From Week 1 to Week 5, Cincinnati ran play action on 20.7% of dropbacks, the eighth-lowest rate among teams in that span. But over the last two weeks, the team has used play action on just nine of 92 dropbacks (9.8%), which ranks dead last in the NFL.

While play action can be helpful for a lot of quarterbacks, it also delays when he can read the defense and forces the player to hold on to the ball longer — the opposite of what the Bengals want to achieve. In fact, Burrow has faced pressure at the fourth-lowest rate in the NFL on plays when he does not use play action.

In addition, Cincinnati went from using empty formation (i.e., no players in the backfield) on 16.0% of pass plays (11th in the league) to using it on 28.3% of pass plays over the last two weeks (second in the league behind only the Dolphins).

Spreading the field out and reading defenses pre-snap was one of Burrow’s biggest strengths during his sensational stint at LSU, and he is still very efficient from this formation in the NFL.

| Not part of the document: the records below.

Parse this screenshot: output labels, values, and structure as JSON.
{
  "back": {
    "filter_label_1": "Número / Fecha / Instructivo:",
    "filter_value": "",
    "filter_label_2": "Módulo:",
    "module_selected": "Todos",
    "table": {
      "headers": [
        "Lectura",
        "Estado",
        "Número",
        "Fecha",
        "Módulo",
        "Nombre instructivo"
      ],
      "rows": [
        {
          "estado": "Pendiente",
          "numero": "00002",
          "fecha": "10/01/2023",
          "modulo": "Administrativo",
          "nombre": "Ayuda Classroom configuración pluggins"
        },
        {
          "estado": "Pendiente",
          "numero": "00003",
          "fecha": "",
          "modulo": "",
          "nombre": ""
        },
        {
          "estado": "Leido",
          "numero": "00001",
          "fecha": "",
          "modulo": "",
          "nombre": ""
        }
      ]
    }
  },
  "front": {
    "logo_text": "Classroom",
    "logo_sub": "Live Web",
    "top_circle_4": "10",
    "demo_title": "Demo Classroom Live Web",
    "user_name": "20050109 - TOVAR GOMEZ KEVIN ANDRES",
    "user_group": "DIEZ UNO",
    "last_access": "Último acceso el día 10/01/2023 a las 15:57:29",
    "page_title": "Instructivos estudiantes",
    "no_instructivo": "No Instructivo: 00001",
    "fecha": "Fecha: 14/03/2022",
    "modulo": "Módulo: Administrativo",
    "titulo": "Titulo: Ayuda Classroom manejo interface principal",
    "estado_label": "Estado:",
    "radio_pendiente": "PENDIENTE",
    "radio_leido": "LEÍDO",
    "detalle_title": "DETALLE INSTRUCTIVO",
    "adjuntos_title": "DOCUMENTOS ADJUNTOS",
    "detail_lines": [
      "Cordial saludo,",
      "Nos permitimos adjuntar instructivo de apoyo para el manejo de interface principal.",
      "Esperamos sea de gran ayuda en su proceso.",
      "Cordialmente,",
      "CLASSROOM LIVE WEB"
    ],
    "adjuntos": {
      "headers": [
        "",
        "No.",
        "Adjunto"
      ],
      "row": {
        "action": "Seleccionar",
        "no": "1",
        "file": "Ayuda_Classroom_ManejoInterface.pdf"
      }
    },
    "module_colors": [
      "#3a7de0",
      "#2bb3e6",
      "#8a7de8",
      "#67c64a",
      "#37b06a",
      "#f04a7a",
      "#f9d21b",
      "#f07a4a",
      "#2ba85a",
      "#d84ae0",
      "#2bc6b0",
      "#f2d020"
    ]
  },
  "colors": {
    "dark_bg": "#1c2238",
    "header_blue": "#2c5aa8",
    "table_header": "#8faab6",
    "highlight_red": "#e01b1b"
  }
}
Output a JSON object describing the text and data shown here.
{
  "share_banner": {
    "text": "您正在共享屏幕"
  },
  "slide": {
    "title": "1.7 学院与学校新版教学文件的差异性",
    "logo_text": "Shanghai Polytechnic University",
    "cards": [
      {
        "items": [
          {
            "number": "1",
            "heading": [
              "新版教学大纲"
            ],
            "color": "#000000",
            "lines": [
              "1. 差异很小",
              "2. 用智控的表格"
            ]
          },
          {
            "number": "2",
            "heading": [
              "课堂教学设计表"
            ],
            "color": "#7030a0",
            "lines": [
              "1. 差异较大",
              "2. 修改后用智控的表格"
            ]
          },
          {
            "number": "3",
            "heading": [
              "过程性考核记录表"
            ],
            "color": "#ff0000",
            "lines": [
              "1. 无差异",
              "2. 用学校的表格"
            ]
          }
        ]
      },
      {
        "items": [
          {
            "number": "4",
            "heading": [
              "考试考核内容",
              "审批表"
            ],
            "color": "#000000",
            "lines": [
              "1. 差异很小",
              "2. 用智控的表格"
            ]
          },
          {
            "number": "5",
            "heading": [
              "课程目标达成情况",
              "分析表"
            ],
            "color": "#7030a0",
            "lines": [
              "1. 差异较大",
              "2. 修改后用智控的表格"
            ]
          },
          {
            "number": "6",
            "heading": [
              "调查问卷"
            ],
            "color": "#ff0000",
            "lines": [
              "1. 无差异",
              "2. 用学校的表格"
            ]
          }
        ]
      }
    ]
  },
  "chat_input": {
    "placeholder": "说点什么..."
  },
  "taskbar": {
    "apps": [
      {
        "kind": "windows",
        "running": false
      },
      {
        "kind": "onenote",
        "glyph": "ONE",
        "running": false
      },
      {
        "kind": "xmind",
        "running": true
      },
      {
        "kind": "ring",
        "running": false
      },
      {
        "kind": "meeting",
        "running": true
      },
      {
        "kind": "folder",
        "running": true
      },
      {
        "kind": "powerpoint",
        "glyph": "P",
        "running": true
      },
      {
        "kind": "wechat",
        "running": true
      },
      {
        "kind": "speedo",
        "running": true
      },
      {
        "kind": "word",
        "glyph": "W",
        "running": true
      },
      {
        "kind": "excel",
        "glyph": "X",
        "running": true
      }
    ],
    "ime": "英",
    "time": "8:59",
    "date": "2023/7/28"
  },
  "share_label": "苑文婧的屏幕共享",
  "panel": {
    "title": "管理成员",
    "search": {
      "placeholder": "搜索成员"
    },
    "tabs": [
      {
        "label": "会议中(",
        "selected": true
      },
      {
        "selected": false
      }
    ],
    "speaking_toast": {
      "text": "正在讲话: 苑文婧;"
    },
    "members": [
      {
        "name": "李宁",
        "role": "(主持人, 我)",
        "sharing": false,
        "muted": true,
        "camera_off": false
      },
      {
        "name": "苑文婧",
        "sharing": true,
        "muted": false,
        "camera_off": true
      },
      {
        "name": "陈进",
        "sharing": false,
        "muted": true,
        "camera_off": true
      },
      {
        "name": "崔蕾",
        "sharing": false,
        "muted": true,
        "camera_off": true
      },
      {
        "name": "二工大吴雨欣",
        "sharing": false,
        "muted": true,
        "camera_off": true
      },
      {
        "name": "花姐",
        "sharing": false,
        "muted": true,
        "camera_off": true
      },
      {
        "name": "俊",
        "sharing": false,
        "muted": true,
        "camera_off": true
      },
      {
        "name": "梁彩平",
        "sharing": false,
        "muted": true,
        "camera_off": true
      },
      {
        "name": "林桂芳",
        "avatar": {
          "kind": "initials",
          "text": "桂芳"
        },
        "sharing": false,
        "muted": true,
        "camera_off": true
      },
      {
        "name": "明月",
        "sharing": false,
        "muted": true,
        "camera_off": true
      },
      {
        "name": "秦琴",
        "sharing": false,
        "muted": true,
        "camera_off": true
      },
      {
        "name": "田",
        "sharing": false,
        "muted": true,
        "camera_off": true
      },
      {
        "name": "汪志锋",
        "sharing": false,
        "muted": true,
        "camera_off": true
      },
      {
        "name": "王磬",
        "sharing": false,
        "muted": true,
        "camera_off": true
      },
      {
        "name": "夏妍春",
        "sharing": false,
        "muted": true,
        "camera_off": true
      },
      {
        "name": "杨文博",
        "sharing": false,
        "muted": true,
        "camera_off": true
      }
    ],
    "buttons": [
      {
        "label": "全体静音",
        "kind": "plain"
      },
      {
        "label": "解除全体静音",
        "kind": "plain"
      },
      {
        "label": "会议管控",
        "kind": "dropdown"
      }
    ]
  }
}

Finally, the Bengals have almost completely removed pass plays from under center, which is another situation that hinders a quarterback's ability to read defenses quickly. Over the first five weeks, Cincinnati called an average of 5.8 pass plays from under center, but over the last two weeks — against the New Orleans Saints and Atlanta Falcons — they called a total of two such plays.

So, did the Bengals coaching staff achieve its initial goal? Burrow got rid of the ball within 2 seconds on 21 plays versus the Falcons, a season-high for Cincinnati and second to only the Green Bay Packers in Week 7.

As a result of these changes, Burrow is back to playing at his best. He recorded a 91.8 PFF grade against the Falcons last week, the second-best single-game mark of his career, and he had three big-time throws and no turnover-worthy plays.

The last time the Bengals signal caller had at least three big-time throws and no turnover-worthy plays was Week 17 of the 2021 season — the game against the Chiefs that started the Bengals' memorable run. And we all know how that ended.

Burrow and Bengals fans must hope this improvement in form leads to similar results as Cincinnati heads to Cleveland Monday night in search of a third consecutive win.